Simple and easy ! My whole family loves this recipe so much. If it were for them, I’d be making this every day! Give it a shot, you’ll love it!To Make this Recipe You’ Will Need the following ingredients:
Graham Cracker Toffee Crust
– 5 whole graham cracker sheets
– 3 tablespoons unsalted butter, melted
– 1 tablespoon of brown sugar
– 2 tablespoons of toffee bits (You’d best use Heath Bits ‘O Brickle Toffee bits)
Peanut Butter Pie Filling
– 1 cup heavy cream
– 6 oz. cream cheese, room temperature
– 1 cup smooth peanut butter
– 1 cup confectioners’ sugar
– 1/2 cup of toffee bits (You’d best use Heath Bits ‘O Brickle Toffee its)

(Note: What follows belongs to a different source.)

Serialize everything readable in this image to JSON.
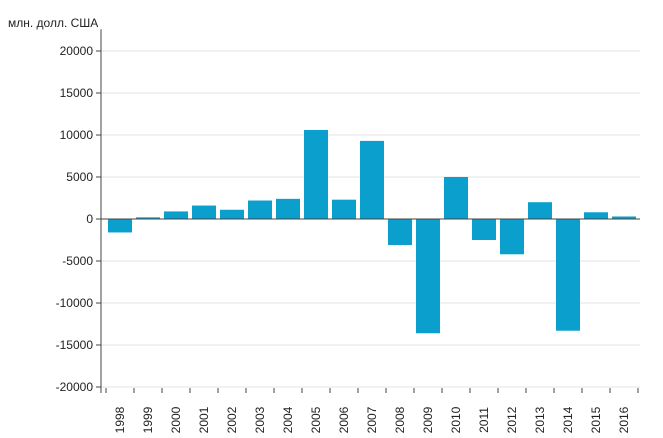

– 2 teaspoons vanilla extract
– 1/4 teaspoon salt
– 4 oz. quality semisweet chocolate, chopped
– 1/2 cup of heavy cream
– 1/4 cup chopped salted peanuts
– 1 1/2 tablespoons smooth peanut butter
– mini chocolate chips (optional)
– chopped peanut butter cups (optional)
– Mini Chocolate Peanut Butter Pies
1. Preheat oven to 350F and line a 12 count regular size muffin tin with muffin/cupcake liners.
2. Add Graham Cracker Crust ingredients to food processor and blend to a fine crumble. Then make sure to divide Crust mixture between the 12 liners, about a heaping tablespoon each, and press into the bottom of the liners. Now bake until lightly golden, about 5 to 7 minutes; Set aside.